By Philip Dunkelberger, President and CEO, Nok Nok Labs Prepared for Global Banking and Finance Review, May 2016
The bulk of today’s consumers have reached a level of comfort when it comes to storing and accessing their banking information online. Connected mobile devices are commonplace and consumers no longer think twice about making payments, checking bank accounts, trading stocks and performing a multitude of other transactions with their devices.
FinTech innovation with new forms of banking and payments is increasing, and transactions that would previously have taken place in other domains are now moving to mobile – largely a result of comparative convenience and ease of use, as well as the backing of players such as Apple, Samsung and leading financial institutions around the world.
While online applications are protected by a combination of usernames and passwords, this traditional method of authentication has taken a big hit over the last few years from both a usability and a security perspective. While usernames and passwords might be manageable on a desktop computer, fumbling to enter them on mobile device results in a poor user experience that holds up business.
In terms of security, recent data breaches have resulted in the exposure and subsequent online dumping of millions of online credentials that are now for sale on the dark web. Password reuse means that your password security may only be as good as the weakest site on the web. Similarly, multiple studies have outed consumers for selecting weak, easy to guess passwords such as ‘12345’ or ‘password’. In short, authentication is no longer as simple, secure and convenient for the user, and we need to rethink current methods to keep consumers secure, as more of our daily tasks are carried out online.
Innovations in biometrics offer a way to step beyond the usability and security limitations inherent in the username/password approach. Biometrics, the use of a distinct body attribute such as a fingerprint, voice or heart rate, provide a compelling way to prove one’s identity. The advantage is simple – biometrics are easy to use, don’t have to be remembered, and can provide superior security. Fingerprint sensors have become standard fare across most smartphone devices. Earlier this year, Amazon, MasterCard and HSBC hit headlines with their plans to use photos or videos of a user’s face as a way to approve their online purchases, dubbed ‘selfie pay’. Because of how intrinsic it is to an individual and its uniqueness, biometric data is particularly sensitive and efforts must be made to keep this data secure and avoid having it become a lucrative and worrying new currency for cybercriminals.

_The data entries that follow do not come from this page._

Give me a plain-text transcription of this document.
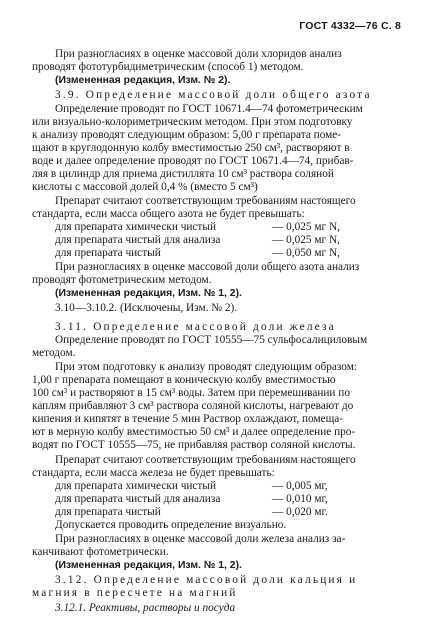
ГОСТ 4332—76 С. 8
При разногласиях в оценке массовой доли хлоридов анализ
проводят фототурбидиметрическим (способ 1) методом.
(Измененная редакция, Изм. № 2).
3.9. Определение массовой доли общего азота
Определение проводят по ГОСТ 10671.4—74 фотометрическим
или визуально-колориметрическим методом. При этом подготовку
к анализу проводят следующим образом: 5,00 г препарата поме-
щают в круглодонную колбу вместимостью 250 см³, растворяют в
воде и далее определение проводят по ГОСТ 10671.4—74, прибав-
ляя в цилиндр для приема дистиллята 10 см³ раствора соляной
кислоты с массовой долей 0,4 % (вместо 5 см³)
Препарат считают соответствующим требованиям настоящего
стандарта, если масса общего азота не будет превышать:
для препарата химически чистый	— 0,025 мг N,
для препарата чистый для анализа	— 0,025 мг N,
для препарата чистый	— 0,050 мг N,
При разногласиях в оценке массовой доли общего азота анализ
проводят фотометрическим методом.
(Измененная редакция, Изм. № 1, 2).
3.10—3.10.2. (Исключены, Изм. № 2).
3.11. Определение массовой доли железа
Определение проводят по ГОСТ 10555—75 сульфосалициловым
методом.
При этом подготовку к анализу проводят следующим образом:
1,00 г препарата помещают в коническую колбу вместимостью
100 см³ и растворяют в 15 см³ воды. Затем при перемешивании по
каплям прибавляют 3 см³ раствора соляной кислоты, нагревают до
кипения и кипятят в течение 5 мин Раствор охлаждают, помеща-
ют в мерную колбу вместимостью 50 см³ и далее определение про-
водят по ГОСТ 10555—75, не прибавляя раствор соляной кислоты.
Препарат считают соответствующим требованиям настоящего
стандарта, если масса железа не будет превышать:
для препарата химически чистый	— 0,005 мг,
для препарата чистый для анализа	— 0,010 мг,
для препарата чистый	— 0,020 мг.
Допускается проводить определение визуально.
При разногласиях в оценке массовой доли железа анализ за-
канчивают фотометрически.
(Измененная редакция, Изм. № 1, 2).
3.12. Определение массовой доли кальция и
магния в пересчете на магний
3.12.1. Реактивы, растворы и посуда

We have already seen incidents of large-scale breaches of biometric data. At the end of last year, the US Federal Government Office of Personnel Management (OPM) revealed that it had suffered a breach that included more than 5.6 million sets of fingerprints at all levels of sensitivity from US federal employees, contractors, and other subjects of federal background checks. In the Philippines, personal data of up to 55 million voters was lost in a cyber-attack on the Philippine Commission on Elections, and the data included more than 15.8 million fingerprint records. The lesson is clear: if organisations continue to build large databases of biometric information, we will likely see further breaches. Canada and the EU strongly advise against the storage of biometrics on large databases unless absolutely necessary, for this very reason.

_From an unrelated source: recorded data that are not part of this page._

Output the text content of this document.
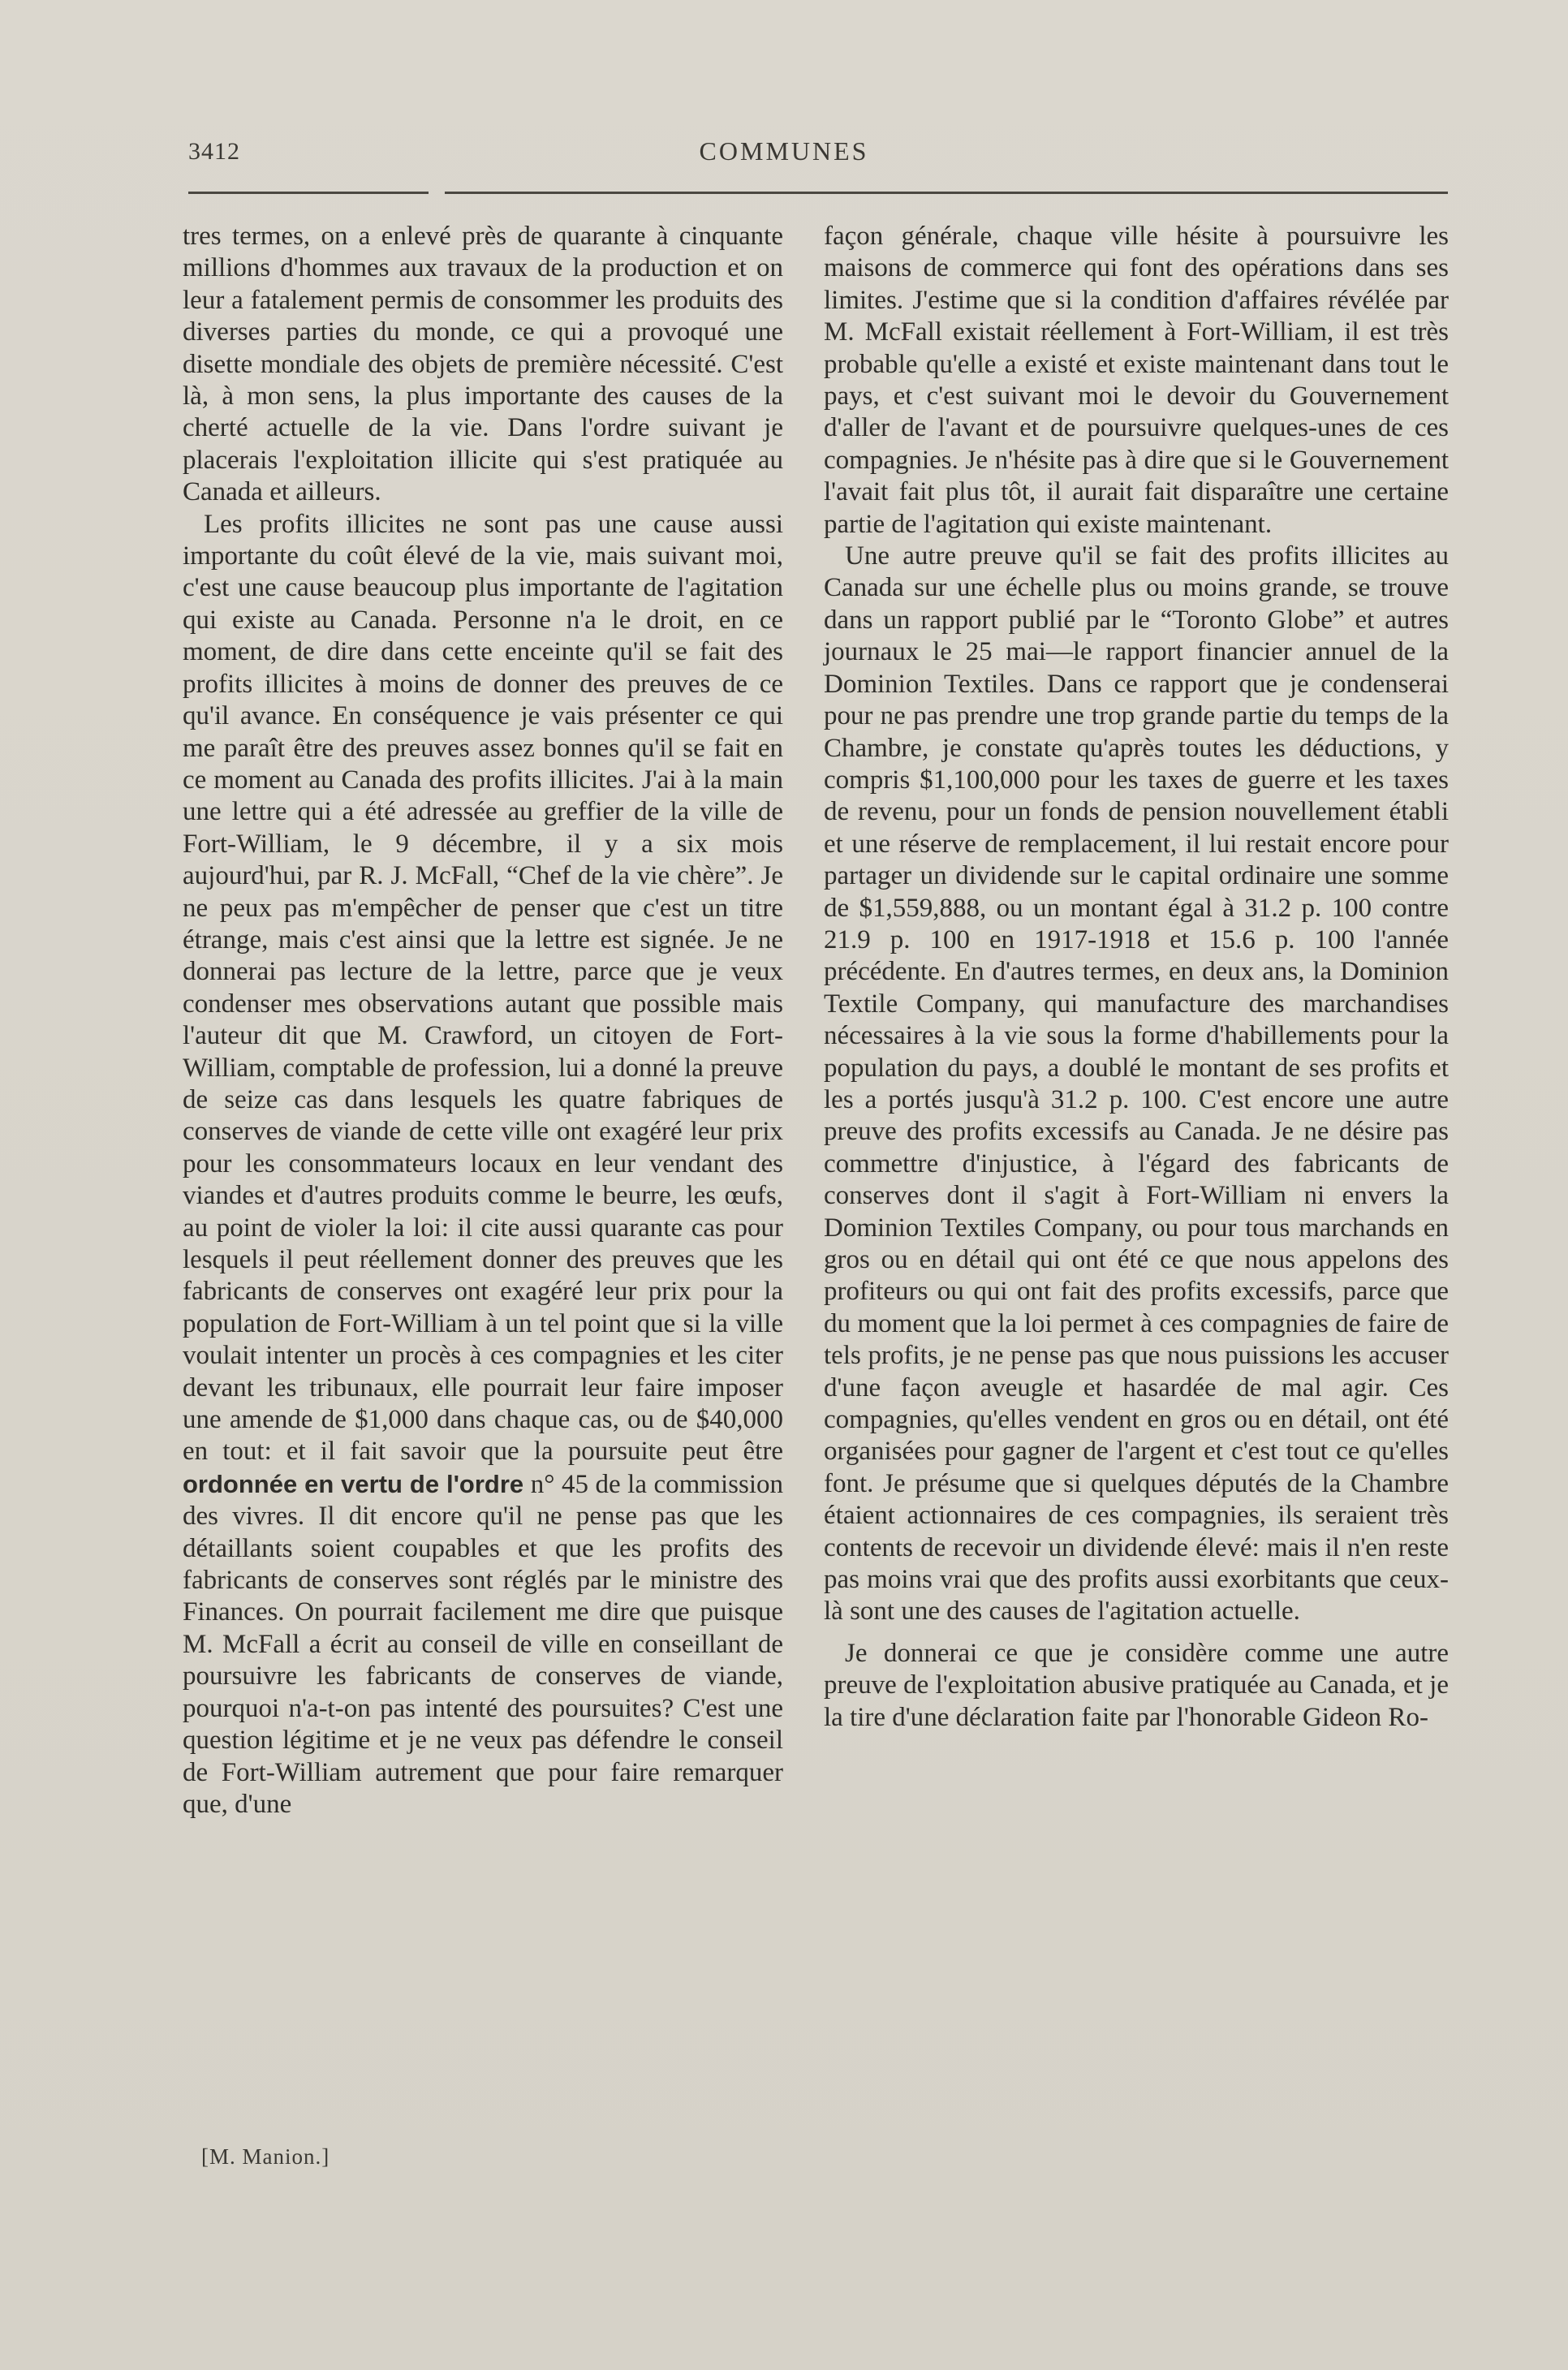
3412	COMMUNES

tres termes, on a enlevé près de quarante à cinquante millions d'hommes aux travaux de la production et on leur a fatalement permis de consommer les produits des diverses parties du monde, ce qui a provoqué une disette mondiale des objets de première nécessité. C'est là, à mon sens, la plus importante des causes de la cherté actuelle de la vie. Dans l'ordre suivant je placerais l'exploitation illicite qui s'est pratiquée au Canada et ailleurs.

Les profits illicites ne sont pas une cause aussi importante du coût élevé de la vie, mais suivant moi, c'est une cause beaucoup plus importante de l'agitation qui existe au Canada. Personne n'a le droit, en ce moment, de dire dans cette enceinte qu'il se fait des profits illicites à moins de donner des preuves de ce qu'il avance. En conséquence je vais présenter ce qui me paraît être des preuves assez bonnes qu'il se fait en ce moment au Canada des profits illicites. J'ai à la main une lettre qui a été adressée au greffier de la ville de Fort-William, le 9 décembre, il y a six mois aujourd'hui, par R. J. McFall, “Chef de la vie chère”. Je ne peux pas m'empêcher de penser que c'est un titre étrange, mais c'est ainsi que la lettre est signée. Je ne donnerai pas lecture de la lettre, parce que je veux condenser mes observations autant que possible mais l'auteur dit que M. Crawford, un citoyen de Fort-William, comptable de profession, lui a donné la preuve de seize cas dans lesquels les quatre fabriques de conserves de viande de cette ville ont exagéré leur prix pour les consommateurs locaux en leur vendant des viandes et d'autres produits comme le beurre, les œufs, au point de violer la loi: il cite aussi quarante cas pour lesquels il peut réellement donner des preuves que les fabricants de conserves ont exagéré leur prix pour la population de Fort-William à un tel point que si la ville voulait intenter un procès à ces compagnies et les citer devant les tribunaux, elle pourrait leur faire imposer une amende de $1,000 dans chaque cas, ou de $40,000 en tout: et il fait savoir que la poursuite peut être ordonnée en vertu de l'ordre n° 45 de la commission des vivres. Il dit encore qu'il ne pense pas que les détaillants soient coupables et que les profits des fabricants de conserves sont réglés par le ministre des Finances. On pourrait facilement me dire que puisque M. McFall a écrit au conseil de ville en conseillant de poursuivre les fabricants de conserves de viande, pourquoi n'a-t-on pas intenté des poursuites? C'est une question légitime et je ne veux pas défendre le conseil de Fort-William autrement que pour faire remarquer que, d'une

[M. Manion.]

façon générale, chaque ville hésite à poursuivre les maisons de commerce qui font des opérations dans ses limites. J'estime que si la condition d'affaires révélée par M. McFall existait réellement à Fort-William, il est très probable qu'elle a existé et existe maintenant dans tout le pays, et c'est suivant moi le devoir du Gouvernement d'aller de l'avant et de poursuivre quelques-unes de ces compagnies. Je n'hésite pas à dire que si le Gouvernement l'avait fait plus tôt, il aurait fait disparaître une certaine partie de l'agitation qui existe maintenant.

Une autre preuve qu'il se fait des profits illicites au Canada sur une échelle plus ou moins grande, se trouve dans un rapport publié par le “Toronto Globe” et autres journaux le 25 mai—le rapport financier annuel de la Dominion Textiles. Dans ce rapport que je condenserai pour ne pas prendre une trop grande partie du temps de la Chambre, je constate qu'après toutes les déductions, y compris $1,100,000 pour les taxes de guerre et les taxes de revenu, pour un fonds de pension nouvellement établi et une réserve de remplacement, il lui restait encore pour partager un dividende sur le capital ordinaire une somme de $1,559,888, ou un montant égal à 31.2 p. 100 contre 21.9 p. 100 en 1917-1918 et 15.6 p. 100 l'année précédente. En d'autres termes, en deux ans, la Dominion Textile Company, qui manufacture des marchandises nécessaires à la vie sous la forme d'habillements pour la population du pays, a doublé le montant de ses profits et les a portés jusqu'à 31.2 p. 100. C'est encore une autre preuve des profits excessifs au Canada. Je ne désire pas commettre d'injustice, à l'égard des fabricants de conserves dont il s'agit à Fort-William ni envers la Dominion Textiles Company, ou pour tous marchands en gros ou en détail qui ont été ce que nous appelons des profiteurs ou qui ont fait des profits excessifs, parce que du moment que la loi permet à ces compagnies de faire de tels profits, je ne pense pas que nous puissions les accuser d'une façon aveugle et hasardée de mal agir. Ces compagnies, qu'elles vendent en gros ou en détail, ont été organisées pour gagner de l'argent et c'est tout ce qu'elles font. Je présume que si quelques députés de la Chambre étaient actionnaires de ces compagnies, ils seraient très contents de recevoir un dividende élevé: mais il n'en reste pas moins vrai que des profits aussi exorbitants que ceux-là sont une des causes de l'agitation actuelle.

Je donnerai ce que je considère comme une autre preuve de l'exploitation abusive pratiquée au Canada, et je la tire d'une déclaration faite par l'honorable Gideon Ro-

As a result of its uniqueness and how intrinsic it is to a specific person, biometric data is generally considered extremely sensitive personal data, so organisations must now urgently assess ways in which to keep it secure, as well as the global privacy implications of processing it. While some jurisdictions have specifically called out biometric data in privacy legislation, most countries do not yet have specific laws addressing its collection and use.
The first involves comparing an individual’s biometric data against a database of biometric information to find a match. This is known as ‘one to many’ or server-side biometric matching. The second involves comparing an individual’s biometric data against a single biometric identifier – perhaps a fingerprint, voice sample or face scan – that is stored on a single device. This is known as ‘one to one’ or device-side biometric matching.
Device-side biometric matching eliminates the need for large repositories of biometric information, as well as the need to transfer data from the device to a remote database, which could impact compliance with laws governing cross-border transfers of biometric data. Avoiding the retention of biometric data eliminates the need to hold data that could be an appealing target for hackers. Since each device retains its user’s biometric data, any hacker would need to target each individual device rather than execute a scalable attack against a large repository of information – a rather unappealing prospect for cybercriminals.
Unsurprisingly, this authentication process is fast becoming standardised through the likes of the FIDO (Fast IDentity Online) Alliance, which has a rapidly growing base of member companies across an ecosystem that includes biometric authenticator vendors, device makers and deploying organisations including leading financial institutions. When one considers how to deliver the convenience and ease-of-use provided by biometrics, device-side biometric matching provides privacy advantages that make it the strongest option from a global privacy perspective, affording consumers more control over their personal data while enabling financial institutions to minimise their security exposure.